He Yunlong-B20256 wrote:
Hi, Experts,
We are using one cross-compiler to compile native gcc, in out
test, we found that gcc will created "fixed includes" from host glibc
header files, I think they should come from the header files inside of
the cross-compiler, can anyone confirm that?
Ok, maybe the headers could be fixed once again - they were already
fixed during the cross-
compiler build - but why?
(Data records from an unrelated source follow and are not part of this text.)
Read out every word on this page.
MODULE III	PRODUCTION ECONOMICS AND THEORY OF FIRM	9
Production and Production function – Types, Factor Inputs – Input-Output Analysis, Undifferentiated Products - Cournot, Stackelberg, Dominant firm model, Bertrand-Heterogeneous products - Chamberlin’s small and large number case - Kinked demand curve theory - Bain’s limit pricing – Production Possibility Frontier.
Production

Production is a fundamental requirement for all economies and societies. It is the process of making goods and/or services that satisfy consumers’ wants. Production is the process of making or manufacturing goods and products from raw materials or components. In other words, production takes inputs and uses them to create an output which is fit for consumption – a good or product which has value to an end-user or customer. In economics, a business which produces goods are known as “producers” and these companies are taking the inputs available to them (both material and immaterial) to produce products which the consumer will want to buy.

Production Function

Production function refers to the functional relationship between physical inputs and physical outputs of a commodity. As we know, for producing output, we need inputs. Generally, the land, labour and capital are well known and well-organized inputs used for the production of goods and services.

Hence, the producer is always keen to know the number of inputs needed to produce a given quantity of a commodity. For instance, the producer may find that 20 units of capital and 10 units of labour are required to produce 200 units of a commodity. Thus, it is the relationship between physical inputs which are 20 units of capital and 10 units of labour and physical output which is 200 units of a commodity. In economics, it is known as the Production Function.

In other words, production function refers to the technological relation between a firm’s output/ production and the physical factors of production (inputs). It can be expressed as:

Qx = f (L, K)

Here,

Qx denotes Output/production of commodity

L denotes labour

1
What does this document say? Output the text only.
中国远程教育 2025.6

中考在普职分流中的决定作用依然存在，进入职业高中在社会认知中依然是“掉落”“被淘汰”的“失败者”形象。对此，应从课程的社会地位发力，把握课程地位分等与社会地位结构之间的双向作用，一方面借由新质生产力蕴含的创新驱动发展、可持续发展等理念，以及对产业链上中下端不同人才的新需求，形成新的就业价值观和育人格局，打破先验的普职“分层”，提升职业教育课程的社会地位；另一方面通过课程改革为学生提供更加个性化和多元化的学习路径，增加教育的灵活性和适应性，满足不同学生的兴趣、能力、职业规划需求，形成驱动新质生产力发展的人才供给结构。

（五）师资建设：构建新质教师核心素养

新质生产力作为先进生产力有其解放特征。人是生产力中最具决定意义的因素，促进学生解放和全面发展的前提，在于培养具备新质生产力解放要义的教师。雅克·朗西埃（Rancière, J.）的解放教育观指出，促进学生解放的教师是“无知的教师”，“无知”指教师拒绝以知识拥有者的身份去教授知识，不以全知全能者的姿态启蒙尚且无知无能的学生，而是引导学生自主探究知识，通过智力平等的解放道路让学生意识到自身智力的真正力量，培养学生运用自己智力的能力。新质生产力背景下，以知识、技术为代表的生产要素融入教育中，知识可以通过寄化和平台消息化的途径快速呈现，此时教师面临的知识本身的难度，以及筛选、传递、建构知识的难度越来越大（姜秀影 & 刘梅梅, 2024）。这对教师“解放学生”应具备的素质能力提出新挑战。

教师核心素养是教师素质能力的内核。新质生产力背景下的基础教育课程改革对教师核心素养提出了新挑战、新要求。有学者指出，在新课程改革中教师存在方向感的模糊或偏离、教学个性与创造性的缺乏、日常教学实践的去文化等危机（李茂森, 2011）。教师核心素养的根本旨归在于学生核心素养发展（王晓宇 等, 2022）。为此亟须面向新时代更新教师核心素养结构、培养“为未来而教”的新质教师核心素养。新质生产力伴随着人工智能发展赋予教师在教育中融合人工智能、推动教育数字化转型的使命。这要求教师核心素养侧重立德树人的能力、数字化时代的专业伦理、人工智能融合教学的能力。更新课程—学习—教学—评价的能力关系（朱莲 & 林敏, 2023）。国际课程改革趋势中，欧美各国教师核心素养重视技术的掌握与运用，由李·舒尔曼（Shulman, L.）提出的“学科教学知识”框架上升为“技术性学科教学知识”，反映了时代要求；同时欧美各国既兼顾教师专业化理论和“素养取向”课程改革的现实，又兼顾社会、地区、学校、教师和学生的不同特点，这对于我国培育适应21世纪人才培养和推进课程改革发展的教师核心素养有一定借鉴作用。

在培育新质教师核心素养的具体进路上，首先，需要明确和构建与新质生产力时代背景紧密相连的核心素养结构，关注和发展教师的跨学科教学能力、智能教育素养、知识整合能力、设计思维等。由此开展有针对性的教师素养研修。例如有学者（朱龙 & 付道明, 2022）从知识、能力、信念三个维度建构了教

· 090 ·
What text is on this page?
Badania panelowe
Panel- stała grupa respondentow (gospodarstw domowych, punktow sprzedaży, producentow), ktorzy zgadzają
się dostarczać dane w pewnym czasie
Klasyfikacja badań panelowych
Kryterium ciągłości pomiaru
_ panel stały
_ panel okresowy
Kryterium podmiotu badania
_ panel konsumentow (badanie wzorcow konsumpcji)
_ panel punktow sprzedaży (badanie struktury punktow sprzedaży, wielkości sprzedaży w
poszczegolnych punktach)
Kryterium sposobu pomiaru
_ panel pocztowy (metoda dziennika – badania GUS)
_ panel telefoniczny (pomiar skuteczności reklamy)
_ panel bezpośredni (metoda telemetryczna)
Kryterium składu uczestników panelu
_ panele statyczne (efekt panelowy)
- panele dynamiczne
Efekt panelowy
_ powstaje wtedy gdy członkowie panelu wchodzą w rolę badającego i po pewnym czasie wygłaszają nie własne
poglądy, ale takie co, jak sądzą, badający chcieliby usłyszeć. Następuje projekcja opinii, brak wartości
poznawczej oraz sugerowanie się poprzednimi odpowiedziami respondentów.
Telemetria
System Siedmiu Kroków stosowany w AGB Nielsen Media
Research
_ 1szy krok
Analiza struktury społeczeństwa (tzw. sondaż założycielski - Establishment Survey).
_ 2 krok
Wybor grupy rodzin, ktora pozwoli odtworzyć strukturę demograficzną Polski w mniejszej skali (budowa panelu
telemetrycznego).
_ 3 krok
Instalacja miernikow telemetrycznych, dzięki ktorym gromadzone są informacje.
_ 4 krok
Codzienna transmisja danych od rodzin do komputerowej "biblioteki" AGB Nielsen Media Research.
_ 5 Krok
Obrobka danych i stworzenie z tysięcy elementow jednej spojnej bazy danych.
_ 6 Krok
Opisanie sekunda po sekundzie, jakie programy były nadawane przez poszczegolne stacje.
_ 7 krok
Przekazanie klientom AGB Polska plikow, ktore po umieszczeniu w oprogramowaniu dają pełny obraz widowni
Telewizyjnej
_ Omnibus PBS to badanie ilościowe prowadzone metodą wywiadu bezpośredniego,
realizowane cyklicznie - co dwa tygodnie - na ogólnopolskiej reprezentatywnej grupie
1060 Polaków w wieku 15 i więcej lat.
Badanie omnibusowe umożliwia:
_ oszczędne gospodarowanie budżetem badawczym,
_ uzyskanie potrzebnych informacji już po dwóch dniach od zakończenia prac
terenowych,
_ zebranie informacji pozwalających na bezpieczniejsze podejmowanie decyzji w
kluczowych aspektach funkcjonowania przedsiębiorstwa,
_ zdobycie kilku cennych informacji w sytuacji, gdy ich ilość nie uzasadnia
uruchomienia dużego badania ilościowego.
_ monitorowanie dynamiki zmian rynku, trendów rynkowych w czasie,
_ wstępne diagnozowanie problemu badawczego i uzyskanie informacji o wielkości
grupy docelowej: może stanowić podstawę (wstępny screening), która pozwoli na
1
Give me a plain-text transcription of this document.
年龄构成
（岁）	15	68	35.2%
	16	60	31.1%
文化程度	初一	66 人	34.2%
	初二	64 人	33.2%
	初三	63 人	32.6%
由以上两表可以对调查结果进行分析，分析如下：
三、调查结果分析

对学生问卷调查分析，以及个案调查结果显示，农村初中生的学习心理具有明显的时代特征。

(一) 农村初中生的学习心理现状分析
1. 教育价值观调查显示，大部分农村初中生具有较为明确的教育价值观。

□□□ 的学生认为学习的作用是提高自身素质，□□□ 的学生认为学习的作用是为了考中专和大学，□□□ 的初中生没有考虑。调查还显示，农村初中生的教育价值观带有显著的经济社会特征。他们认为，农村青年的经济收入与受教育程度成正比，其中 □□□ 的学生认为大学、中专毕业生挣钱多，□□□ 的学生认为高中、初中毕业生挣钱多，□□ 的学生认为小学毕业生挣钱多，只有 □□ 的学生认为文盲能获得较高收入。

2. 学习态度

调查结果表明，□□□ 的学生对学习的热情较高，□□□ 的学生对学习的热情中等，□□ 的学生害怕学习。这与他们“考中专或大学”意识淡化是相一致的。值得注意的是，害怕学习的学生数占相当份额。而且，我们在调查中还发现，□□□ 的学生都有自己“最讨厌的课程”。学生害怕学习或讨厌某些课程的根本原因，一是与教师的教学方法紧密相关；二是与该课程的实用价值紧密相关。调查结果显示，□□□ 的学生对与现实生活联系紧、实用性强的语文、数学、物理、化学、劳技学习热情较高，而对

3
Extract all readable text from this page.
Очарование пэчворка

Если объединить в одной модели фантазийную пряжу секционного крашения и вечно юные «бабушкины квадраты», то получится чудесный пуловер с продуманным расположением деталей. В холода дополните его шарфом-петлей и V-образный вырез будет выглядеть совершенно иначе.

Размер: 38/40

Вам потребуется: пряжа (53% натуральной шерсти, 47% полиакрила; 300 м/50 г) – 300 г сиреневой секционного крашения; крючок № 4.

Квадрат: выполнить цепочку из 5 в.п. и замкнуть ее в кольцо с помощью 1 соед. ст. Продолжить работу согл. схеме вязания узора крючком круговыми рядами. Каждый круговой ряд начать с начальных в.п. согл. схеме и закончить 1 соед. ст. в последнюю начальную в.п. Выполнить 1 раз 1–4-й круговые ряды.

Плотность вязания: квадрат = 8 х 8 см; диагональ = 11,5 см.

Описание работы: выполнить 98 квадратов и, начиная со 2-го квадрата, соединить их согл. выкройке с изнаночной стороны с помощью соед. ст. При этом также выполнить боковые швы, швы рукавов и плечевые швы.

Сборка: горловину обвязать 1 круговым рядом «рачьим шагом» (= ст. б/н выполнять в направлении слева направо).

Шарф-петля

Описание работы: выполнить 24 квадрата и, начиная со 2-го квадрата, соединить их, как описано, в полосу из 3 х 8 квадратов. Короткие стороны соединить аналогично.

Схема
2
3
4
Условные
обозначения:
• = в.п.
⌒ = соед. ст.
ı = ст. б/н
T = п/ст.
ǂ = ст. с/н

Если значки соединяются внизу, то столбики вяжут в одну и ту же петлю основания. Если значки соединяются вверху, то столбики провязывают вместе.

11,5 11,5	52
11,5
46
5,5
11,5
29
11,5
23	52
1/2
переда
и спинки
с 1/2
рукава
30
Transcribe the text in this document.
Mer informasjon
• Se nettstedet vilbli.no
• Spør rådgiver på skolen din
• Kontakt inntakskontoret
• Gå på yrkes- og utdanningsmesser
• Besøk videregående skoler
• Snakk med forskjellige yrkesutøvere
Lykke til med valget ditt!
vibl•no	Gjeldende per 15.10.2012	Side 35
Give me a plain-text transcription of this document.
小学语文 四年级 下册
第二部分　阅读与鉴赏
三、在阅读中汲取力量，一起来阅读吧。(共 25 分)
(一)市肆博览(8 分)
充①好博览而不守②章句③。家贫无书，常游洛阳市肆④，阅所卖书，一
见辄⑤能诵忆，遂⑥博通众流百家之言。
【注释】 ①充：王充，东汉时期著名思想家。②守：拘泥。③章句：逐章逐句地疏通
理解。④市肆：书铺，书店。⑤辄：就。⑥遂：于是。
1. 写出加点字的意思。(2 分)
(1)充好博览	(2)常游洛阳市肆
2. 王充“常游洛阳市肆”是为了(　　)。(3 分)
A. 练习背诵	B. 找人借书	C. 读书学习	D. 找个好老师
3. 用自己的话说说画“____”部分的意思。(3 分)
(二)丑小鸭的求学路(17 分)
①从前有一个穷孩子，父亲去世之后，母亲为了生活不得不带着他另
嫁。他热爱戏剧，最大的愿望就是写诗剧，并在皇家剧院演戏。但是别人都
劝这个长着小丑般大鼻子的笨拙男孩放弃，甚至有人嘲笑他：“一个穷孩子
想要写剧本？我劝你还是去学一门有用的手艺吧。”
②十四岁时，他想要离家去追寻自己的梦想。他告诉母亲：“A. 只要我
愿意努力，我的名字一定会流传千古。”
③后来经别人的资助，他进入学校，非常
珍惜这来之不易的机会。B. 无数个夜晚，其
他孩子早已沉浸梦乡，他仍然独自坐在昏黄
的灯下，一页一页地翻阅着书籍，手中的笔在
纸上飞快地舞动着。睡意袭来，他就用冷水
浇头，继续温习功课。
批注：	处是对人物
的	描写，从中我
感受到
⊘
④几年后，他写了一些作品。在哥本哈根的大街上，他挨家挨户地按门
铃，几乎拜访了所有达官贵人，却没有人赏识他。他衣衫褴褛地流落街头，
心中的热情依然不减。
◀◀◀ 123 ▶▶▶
Maybe all the target libraries could be built
again - they were already
built during the cross-compiler build - but why?
I myself have never thought that in a Canadian Cross these tasks should
be done again, I have
only produced the required executables for the new $host and been happy
with them alone...
Nowadays the majority of the by GCC-build produced $target stuff resides
in :
$prefix/lib/gcc/$target/$gcc-version
separate from the primary $host ($build host) stuff in :
$prefix/libexec/gcc/$target/$gcc-version
including the fixed target headers in 'include-fixed'. So what is the
problem with just copying
this directory "as it is" onto the secondary $host ?
Furthermore the GCC install wouldn't copy the binutils neither the
target C libraries onto the
another, 'secondary', $host, so in any case there will be some manual
work :( What to
automatize and what not, that's the question...
Generally in some cases like those handling two "full systems" like
Linux and Solaris, cross-
producing tools for another, could benefit from pre-installing the stuff
onto the $build system
for easy tarballing, ie installing it onto the already existing $sysroot
made for the "native"
stuff like its base C library. But should the stuff be produced first
again with the cross-compiler
or simply be copied from the cross-compiler?